Sister Agnes Oman, Salisbury

The writer is associate director of the Hispanic Ministry of the Catholic Diocese of Wilmington, Del.

Push much faster for fuel efficiency

Four-dollar-per-gallon gasoline and rising electricity prices are the result of decades of failed American energy policy - a policy that has focused on giveaways to oil and gas companies while ignoring the fuel economy of our cars and trucks and failing to develop our vast potential to use renewable energy and increase our energy efficiency ("$4-a-gallon gas taking a toll," July 1).

For seven years, President Bush has been in a position to lower gasoline prices and lessen our dependence on foreign oil by working to raise fuel economy standards, and for seven years he refused to act.

If President Bush were truly serious about reducing gas prices, he would stop dragging his heels and fully implement the higher fuel economy standards Congress passed in December.

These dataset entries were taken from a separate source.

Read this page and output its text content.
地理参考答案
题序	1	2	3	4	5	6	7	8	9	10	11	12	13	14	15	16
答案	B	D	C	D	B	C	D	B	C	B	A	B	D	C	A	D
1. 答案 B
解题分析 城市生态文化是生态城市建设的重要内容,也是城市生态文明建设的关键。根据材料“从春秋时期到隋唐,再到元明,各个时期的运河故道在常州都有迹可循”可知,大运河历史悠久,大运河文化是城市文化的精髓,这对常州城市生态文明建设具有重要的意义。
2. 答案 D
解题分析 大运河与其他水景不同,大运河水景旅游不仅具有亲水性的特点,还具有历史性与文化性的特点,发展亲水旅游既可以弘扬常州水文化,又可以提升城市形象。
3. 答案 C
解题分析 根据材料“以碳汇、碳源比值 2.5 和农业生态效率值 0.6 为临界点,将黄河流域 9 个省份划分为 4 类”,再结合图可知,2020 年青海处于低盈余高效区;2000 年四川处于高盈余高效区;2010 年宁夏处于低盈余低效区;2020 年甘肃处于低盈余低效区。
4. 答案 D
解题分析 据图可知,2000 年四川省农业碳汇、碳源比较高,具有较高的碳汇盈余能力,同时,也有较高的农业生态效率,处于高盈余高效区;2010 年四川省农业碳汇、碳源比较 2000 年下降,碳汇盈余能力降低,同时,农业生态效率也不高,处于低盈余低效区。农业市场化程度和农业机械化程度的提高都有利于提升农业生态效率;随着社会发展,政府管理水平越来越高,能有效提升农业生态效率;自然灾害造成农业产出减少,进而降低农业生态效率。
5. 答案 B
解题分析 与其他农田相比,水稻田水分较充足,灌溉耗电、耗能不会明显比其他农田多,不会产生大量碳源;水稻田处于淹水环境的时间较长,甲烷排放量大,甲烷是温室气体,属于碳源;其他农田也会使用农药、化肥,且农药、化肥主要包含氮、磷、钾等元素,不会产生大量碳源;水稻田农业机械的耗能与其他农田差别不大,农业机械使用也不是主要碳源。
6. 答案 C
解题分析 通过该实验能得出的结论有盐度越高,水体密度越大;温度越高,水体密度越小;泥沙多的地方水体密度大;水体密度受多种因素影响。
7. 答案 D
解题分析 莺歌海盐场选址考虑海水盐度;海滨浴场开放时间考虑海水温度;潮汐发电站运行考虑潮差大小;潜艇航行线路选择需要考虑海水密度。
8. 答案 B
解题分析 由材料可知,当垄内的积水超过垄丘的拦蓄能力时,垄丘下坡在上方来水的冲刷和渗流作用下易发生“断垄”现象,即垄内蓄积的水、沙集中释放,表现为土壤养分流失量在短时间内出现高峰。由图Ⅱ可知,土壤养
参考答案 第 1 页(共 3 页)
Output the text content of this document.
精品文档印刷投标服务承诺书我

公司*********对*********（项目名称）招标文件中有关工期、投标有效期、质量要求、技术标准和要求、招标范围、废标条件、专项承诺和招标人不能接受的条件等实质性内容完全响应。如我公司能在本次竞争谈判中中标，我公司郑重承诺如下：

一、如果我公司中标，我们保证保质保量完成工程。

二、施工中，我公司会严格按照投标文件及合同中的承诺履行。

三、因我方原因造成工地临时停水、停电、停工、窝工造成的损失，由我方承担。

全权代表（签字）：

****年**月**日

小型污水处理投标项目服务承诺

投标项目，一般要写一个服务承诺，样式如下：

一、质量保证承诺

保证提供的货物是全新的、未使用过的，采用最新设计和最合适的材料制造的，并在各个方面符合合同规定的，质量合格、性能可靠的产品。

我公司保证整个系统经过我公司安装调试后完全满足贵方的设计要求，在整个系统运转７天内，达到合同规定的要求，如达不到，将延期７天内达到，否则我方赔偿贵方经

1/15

Unfortunately, the Bush administration has proposed regulations to implement that law that would increase average gas mileage by the smallest amount the law allows.

I urge the Bush administration to raise gas mileage at the fastest rate and by the largest amount the law allows.

Elizabeth Himeles, Baltimore

The writer is an intern for Environment Maryland.

Bikers need lane into downtown

I, too, am a recreational cyclist living in Baltimore ("Charm City still challenges cyclists," letters, June 28).

I consider myself fairly street savvy, and I have no problem riding north into the Greenspring Valley on the roads. However, riding from my home to my office in downtown Baltimore is a different story.

All we bikers need is one road with a big bike lane to get access to downtown.